Status Column Profile

This tool provides data profiling for columns, which is useful for data quality validations and more.


🏛️ Compliance Framework Alignment

Maintaining high data quality directly supports the following compliance frameworks:

RequirementISO 42001SOC 2 Type 2ISO 27001GDPRHIPAANIST AI RMFDORA
Accuracy & validity of data
Completeness of records
Consistency across data stores
Timeliness of data updates
Data integrity & uniqueness
Data profiling & quality monitoring

Why Data Quality Supports Each Framework

🤖 ISO 42001 — AI Management System
ISO 42001 requires that data used to train, validate, and operate AI systems meets defined quality standards. Poor quality data introduces bias, inaccuracy, and unreliable AI outputs. ARPIA's column-level data profiling allows organizations to validate the accuracy, completeness, and uniqueness of data before it feeds AI processes, supporting the standard's requirements for data governance in AI pipelines.

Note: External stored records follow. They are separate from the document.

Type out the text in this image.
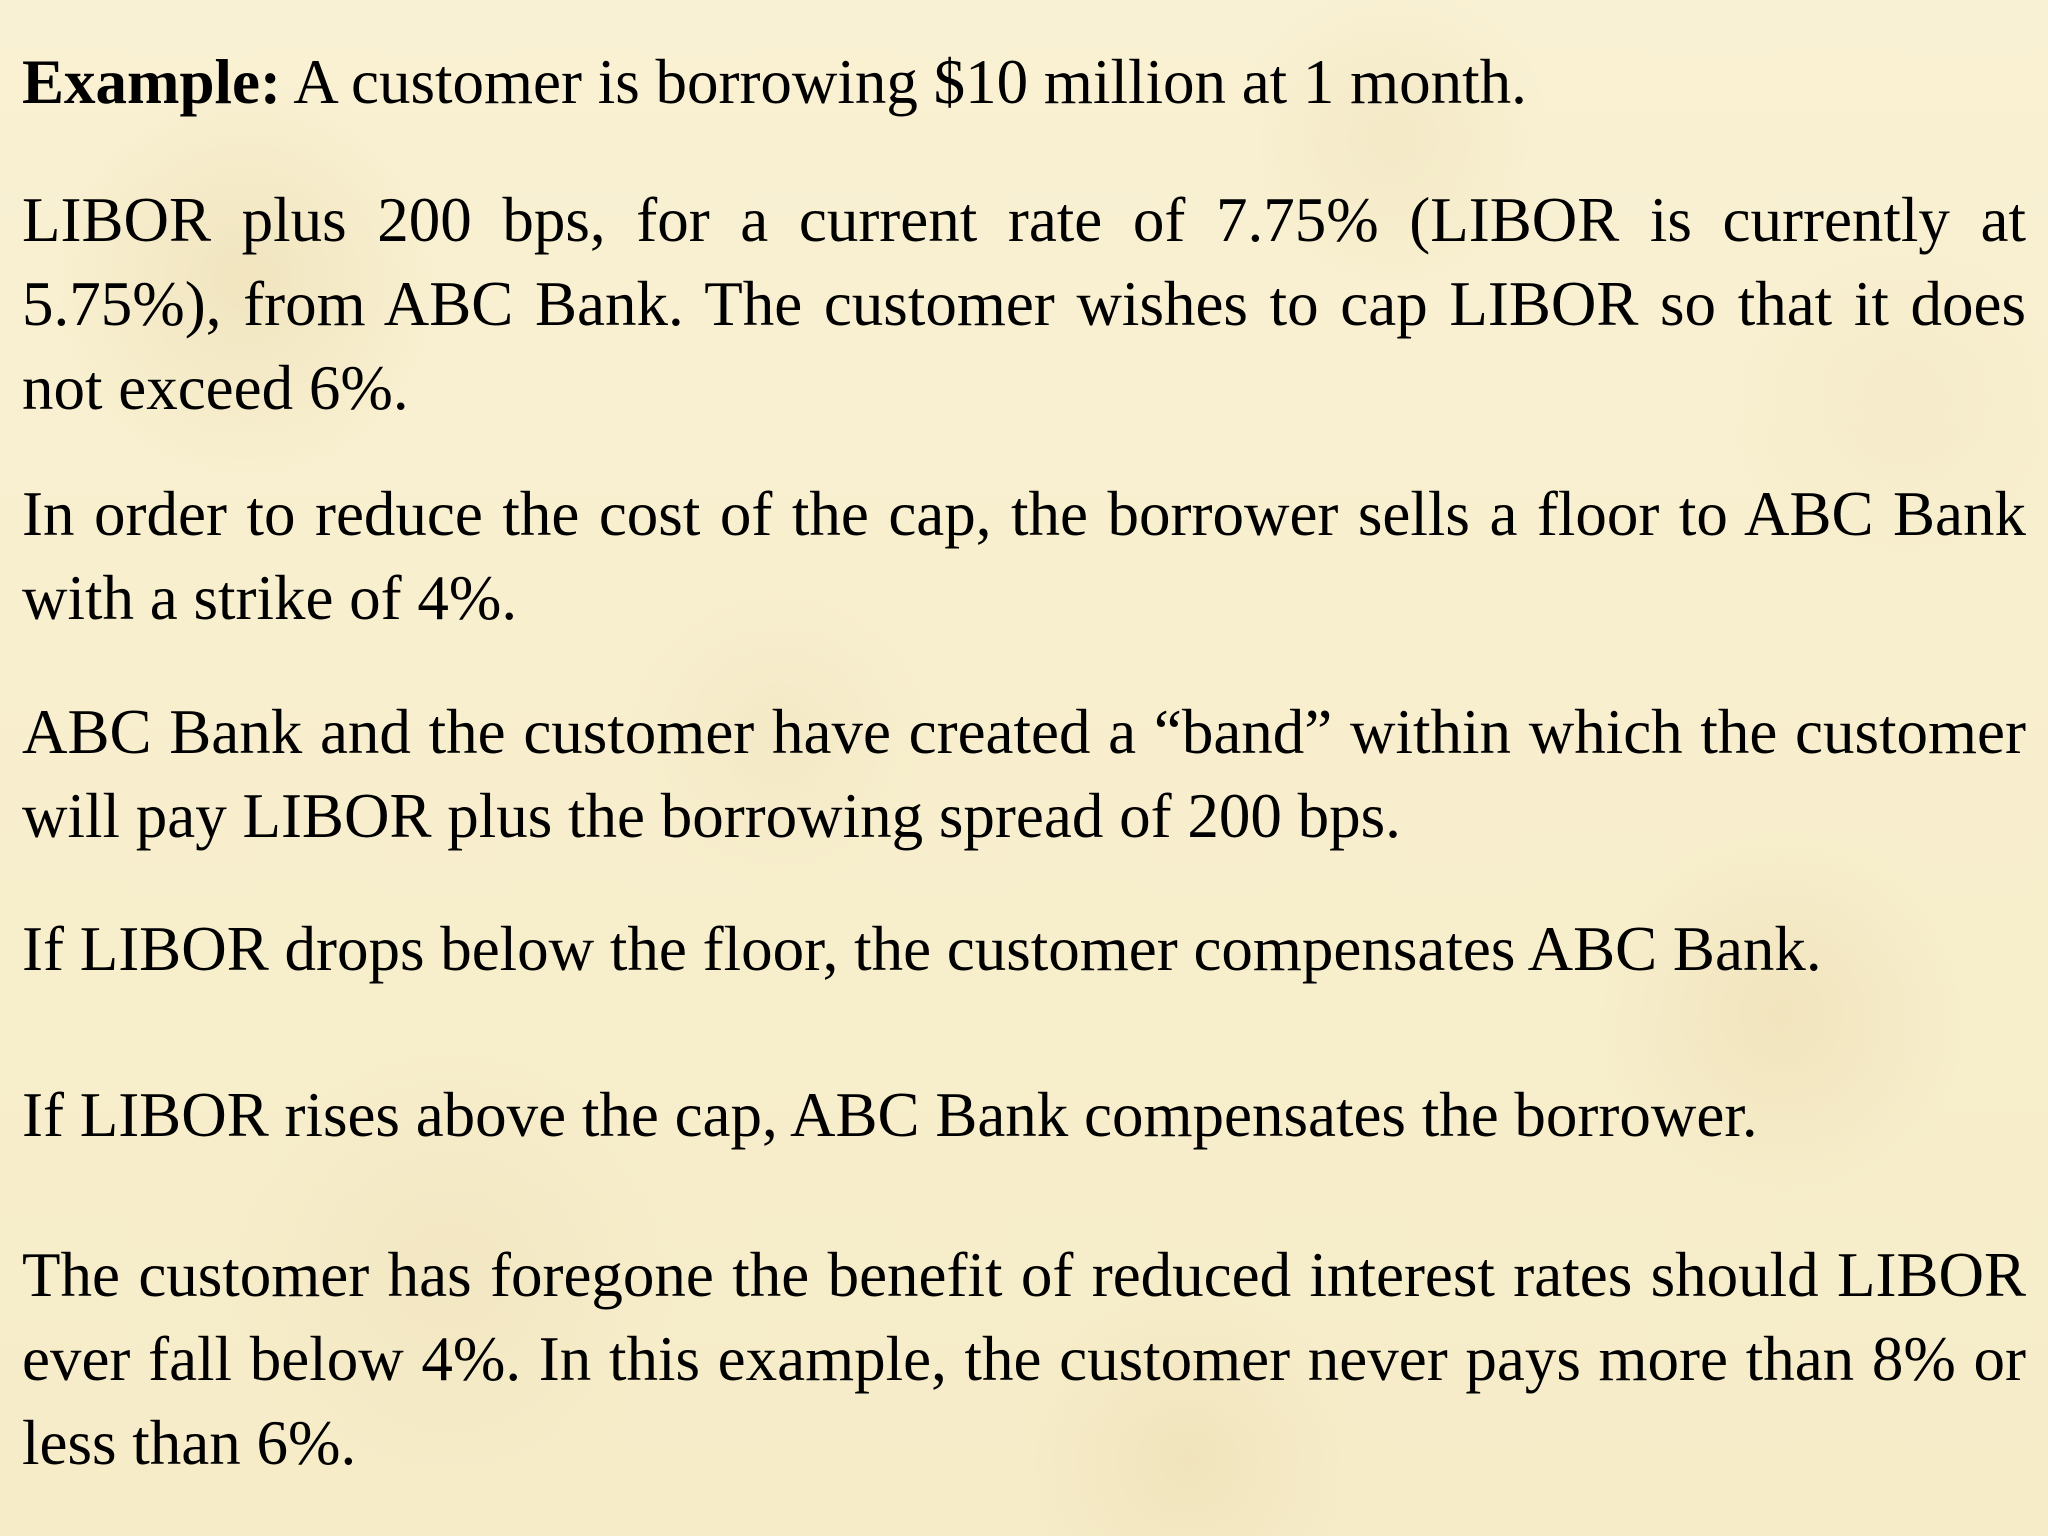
Example: A customer is borrowing $10 million at 1 month.

LIBOR plus 200 bps, for a current rate of 7.75% (LIBOR is currently at 5.75%), from ABC Bank. The customer wishes to cap LIBOR so that it does not exceed 6%.

In order to reduce the cost of the cap, the borrower sells a floor to ABC Bank with a strike of 4%.

ABC Bank and the customer have created a “band” within which the customer will pay LIBOR plus the borrowing spread of 200 bps.

If LIBOR drops below the floor, the customer compensates ABC Bank.

If LIBOR rises above the cap, ABC Bank compensates the borrower.

The customer has foregone the benefit of reduced interest rates should LIBOR ever fall below 4%. In this example, the customer never pays more than 8% or less than 6%.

🔐 SOC 2 Type 2 — Security, Availability, and Confidentiality
SOC 2 auditors assess whether data processing is reliable and consistent over time. Data quality metrics — particularly accuracy, consistency, and timeliness — provide evidence that the platform's data processing meets the availability and processing integrity trust service criteria. ARPIA's data profiling tools produce verifiable, column-level quality records that support audit evidence packages.

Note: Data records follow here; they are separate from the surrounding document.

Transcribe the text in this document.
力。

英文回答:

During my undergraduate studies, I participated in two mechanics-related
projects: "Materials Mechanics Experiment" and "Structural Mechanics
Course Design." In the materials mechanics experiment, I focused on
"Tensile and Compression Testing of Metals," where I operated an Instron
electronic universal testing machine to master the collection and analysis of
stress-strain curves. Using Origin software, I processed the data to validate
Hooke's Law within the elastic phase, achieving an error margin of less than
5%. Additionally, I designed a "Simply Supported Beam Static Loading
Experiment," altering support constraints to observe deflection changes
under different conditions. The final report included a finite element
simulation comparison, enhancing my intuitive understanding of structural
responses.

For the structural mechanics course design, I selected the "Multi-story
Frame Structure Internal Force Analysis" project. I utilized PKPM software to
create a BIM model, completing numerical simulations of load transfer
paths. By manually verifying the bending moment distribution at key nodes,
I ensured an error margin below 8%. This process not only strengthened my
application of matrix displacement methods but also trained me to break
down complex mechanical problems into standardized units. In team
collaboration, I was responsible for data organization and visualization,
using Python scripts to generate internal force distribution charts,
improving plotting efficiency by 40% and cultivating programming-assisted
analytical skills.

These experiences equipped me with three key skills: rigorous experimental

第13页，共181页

🛡️ ISO 27001 — Information Security Management
ISO 27001 requires that information assets are managed with integrity. Data quality controls ensure that information remains accurate, complete, and consistent across its lifecycle, directly supporting Annex A controls related to information integrity and asset management.

🇪🇺 GDPR — General Data Protection Regulation
GDPR's Article 5 explicitly requires that personal data be accurate and kept up to date, with reasonable steps taken to erase or rectify inaccurate data. ARPIA's data profiling capabilities — including null counts, distinct value analysis, and column-level completeness metrics — give organizations the tools to identify and correct inaccurate or incomplete personal data, supporting both accuracy and storage limitation principles.

🏥 HIPAA — Health Insurance Portability and Accountability Act
HIPAA requires covered entities to maintain the integrity of Protected Health Information (PHI), ensuring it is not altered or destroyed in an unauthorized manner. Data quality controls, particularly integrity and uniqueness metrics, provide the technical safeguards required under the HIPAA Security Rule to detect and prevent unauthorized or erroneous modifications to PHI.

🧭 NIST AI RMF — AI Risk Management Framework
The NIST AI RMF's MEASURE function requires organizations to quantify data and model quality as part of AI risk management. ARPIA's data profiling tools directly support this by providing measurable, column-level statistics — including accuracy, completeness, and distribution analysis — that can be used to assess and document data fitness for AI use.

⚡ DORA — Digital Operational Resilience Act
DORA requires financial entities to ensure the integrity and availability of data supporting critical ICT processes. Data quality metrics — particularly completeness, consistency, and timeliness — provide assurance that operational data remains reliable during and after disruption events, supporting DORA's requirements for ICT resilience and data integrity testing.